PW: You created Bone's three main characters when you were in kindergarten. How did you get from that version to this massive 1,300-page story?

Jeff Smith: The short answer is that I just wanted to read a giant comic book that had all the elements that a book like Moby Dick or Le Morte D'Arthur or the Odyssey had. I wanted it to have a beginning, middle and end, with the kind of character journeys that these books had.

PW: At its core, what's the story of Bone?

JS: It's a fish-out-of-water story. There are three modern characters, who happen to be cartoons in the mold of Donald Duck or Bugs Bunny, who get lost in a fairy-tale valley. They spend a year there and make friends and enemies and get caught up in the trials and tribulations of the valley and even a war.

PW: How much of the story did you work out in advance?

JS: I had the long view, goals, places the characters needed to get to in order to move forward—but until I got to that point, I allowed myself to explore and let the story go where it would. That's the only way to write comedy. You can't really meticulously plot jokes—you have to let go, and when the characters get into trouble, you see what's interesting. Overall, there were very few changes. I've pretty much told the story I wanted to tell. Somewhere I have the last page that I drew in 1989 before I started. It's very similar to the final version, with the exact same joke.

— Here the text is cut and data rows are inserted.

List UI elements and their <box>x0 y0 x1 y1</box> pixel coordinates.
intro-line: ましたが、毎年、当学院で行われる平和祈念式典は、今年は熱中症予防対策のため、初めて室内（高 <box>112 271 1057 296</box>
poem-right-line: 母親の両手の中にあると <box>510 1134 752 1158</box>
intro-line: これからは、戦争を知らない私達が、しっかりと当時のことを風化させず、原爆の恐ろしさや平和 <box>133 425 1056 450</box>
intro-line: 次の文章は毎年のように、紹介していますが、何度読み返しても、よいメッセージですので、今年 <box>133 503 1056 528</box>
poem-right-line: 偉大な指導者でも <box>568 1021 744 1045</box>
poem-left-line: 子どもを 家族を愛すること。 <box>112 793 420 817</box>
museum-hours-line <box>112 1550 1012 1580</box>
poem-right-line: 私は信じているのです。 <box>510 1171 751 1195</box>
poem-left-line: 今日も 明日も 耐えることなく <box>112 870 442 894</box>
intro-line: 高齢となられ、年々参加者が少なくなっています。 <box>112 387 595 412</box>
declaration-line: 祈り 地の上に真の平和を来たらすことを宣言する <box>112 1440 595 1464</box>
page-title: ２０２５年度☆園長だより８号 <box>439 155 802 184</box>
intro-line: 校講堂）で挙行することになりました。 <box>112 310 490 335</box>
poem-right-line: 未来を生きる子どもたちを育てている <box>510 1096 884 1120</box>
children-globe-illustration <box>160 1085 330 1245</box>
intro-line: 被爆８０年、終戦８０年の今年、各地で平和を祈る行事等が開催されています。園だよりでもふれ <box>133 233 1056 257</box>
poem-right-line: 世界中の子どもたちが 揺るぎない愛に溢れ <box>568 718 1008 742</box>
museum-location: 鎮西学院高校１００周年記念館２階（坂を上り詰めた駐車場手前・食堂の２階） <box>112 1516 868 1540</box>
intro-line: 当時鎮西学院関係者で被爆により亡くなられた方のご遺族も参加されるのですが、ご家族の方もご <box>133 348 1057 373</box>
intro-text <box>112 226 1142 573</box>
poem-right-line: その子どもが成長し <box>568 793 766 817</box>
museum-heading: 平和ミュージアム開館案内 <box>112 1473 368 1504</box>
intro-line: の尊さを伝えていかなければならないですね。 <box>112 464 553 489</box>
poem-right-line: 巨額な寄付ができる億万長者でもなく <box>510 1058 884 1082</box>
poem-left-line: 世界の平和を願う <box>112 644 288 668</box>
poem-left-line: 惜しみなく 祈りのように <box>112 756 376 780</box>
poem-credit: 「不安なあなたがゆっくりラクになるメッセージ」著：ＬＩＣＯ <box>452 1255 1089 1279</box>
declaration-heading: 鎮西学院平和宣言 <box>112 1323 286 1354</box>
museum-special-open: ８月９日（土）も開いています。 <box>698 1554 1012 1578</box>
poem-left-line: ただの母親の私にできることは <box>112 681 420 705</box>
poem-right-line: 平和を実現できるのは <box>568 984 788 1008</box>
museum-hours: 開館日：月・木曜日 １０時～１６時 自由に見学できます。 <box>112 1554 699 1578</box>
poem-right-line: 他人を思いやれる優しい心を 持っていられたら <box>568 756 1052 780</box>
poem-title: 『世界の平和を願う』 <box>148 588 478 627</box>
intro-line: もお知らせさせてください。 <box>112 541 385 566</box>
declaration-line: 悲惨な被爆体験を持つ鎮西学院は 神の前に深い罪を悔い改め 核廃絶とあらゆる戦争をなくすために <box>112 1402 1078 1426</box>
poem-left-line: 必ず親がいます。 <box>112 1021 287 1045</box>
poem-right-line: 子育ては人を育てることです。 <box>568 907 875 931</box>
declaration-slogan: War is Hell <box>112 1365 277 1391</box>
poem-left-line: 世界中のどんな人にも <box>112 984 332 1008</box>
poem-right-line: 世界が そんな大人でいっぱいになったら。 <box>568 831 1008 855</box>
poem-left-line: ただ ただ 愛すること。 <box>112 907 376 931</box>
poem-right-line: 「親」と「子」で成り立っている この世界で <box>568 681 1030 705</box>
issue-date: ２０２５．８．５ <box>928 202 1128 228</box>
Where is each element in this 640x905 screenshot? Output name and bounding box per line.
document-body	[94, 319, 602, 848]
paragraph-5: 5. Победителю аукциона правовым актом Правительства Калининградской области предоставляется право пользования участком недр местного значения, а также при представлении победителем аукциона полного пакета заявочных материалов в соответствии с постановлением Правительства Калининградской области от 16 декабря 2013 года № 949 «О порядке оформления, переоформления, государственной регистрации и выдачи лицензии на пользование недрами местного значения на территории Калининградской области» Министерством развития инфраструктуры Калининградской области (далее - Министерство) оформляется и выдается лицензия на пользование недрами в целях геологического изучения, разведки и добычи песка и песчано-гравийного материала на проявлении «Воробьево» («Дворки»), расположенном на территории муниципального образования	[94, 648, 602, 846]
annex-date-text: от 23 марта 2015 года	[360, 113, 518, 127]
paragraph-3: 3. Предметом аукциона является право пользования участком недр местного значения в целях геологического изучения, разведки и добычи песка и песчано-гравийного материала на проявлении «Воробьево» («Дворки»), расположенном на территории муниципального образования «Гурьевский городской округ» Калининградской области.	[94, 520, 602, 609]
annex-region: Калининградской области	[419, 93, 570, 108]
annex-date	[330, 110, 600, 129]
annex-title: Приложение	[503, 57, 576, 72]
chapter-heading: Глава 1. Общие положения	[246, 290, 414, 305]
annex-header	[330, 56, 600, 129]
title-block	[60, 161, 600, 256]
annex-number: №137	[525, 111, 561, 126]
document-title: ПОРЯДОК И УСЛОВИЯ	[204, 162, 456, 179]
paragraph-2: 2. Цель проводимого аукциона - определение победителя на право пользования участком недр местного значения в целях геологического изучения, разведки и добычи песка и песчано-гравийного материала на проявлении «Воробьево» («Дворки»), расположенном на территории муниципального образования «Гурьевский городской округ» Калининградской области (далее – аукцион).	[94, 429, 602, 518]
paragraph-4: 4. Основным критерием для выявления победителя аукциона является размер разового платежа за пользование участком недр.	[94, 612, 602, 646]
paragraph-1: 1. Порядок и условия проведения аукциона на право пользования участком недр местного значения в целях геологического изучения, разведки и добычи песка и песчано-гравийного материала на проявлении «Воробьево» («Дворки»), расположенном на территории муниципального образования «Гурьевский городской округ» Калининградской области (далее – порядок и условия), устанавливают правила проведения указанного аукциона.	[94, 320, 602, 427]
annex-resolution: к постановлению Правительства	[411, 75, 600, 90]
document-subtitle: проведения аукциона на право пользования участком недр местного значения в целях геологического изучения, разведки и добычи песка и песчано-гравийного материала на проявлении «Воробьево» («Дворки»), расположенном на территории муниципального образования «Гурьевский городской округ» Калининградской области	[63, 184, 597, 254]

PW: Would you do more with Bone at some point?

JS: I wouldn't do a sequel. I stand firm on that. But feeling as I do about the characters, I'm positive I have to do something with them, whether I draw them or do a short story or unrelated things. But Bone is a stand-alone.

PW: What's the origin of your deal with Scholastic?

JS: Art Spiegelman and Francoise Mouly suggested to Scholastic that Bone would be the place to start with their graphic novel program. I don't know what they said to Scholastic about Bone, but when we were suddenly contacted by the president and publisher, Jean Feiwel, she was very excited and said everything right to us. We were blown away. I was resistant at first because I don't really think of Bone as a children's book. I didn't write it as a children's book. But Art convinced me that one of the reasons it was a good children's book was that I didn't write it for children.

PW: What are your hopes for Bone in the mass market?

JS: I don't know what to expect from it. I look at it a little like a parent seeing his kids graduate and they're off on their own now. I feel like Scholastic is going to take them somewhere, even though I'm going to be on the road promoting it just as hard as I ever did. I can only explain that it's the book I wanted to read when I was nine, and I had to wait until I was 44 to actually read it.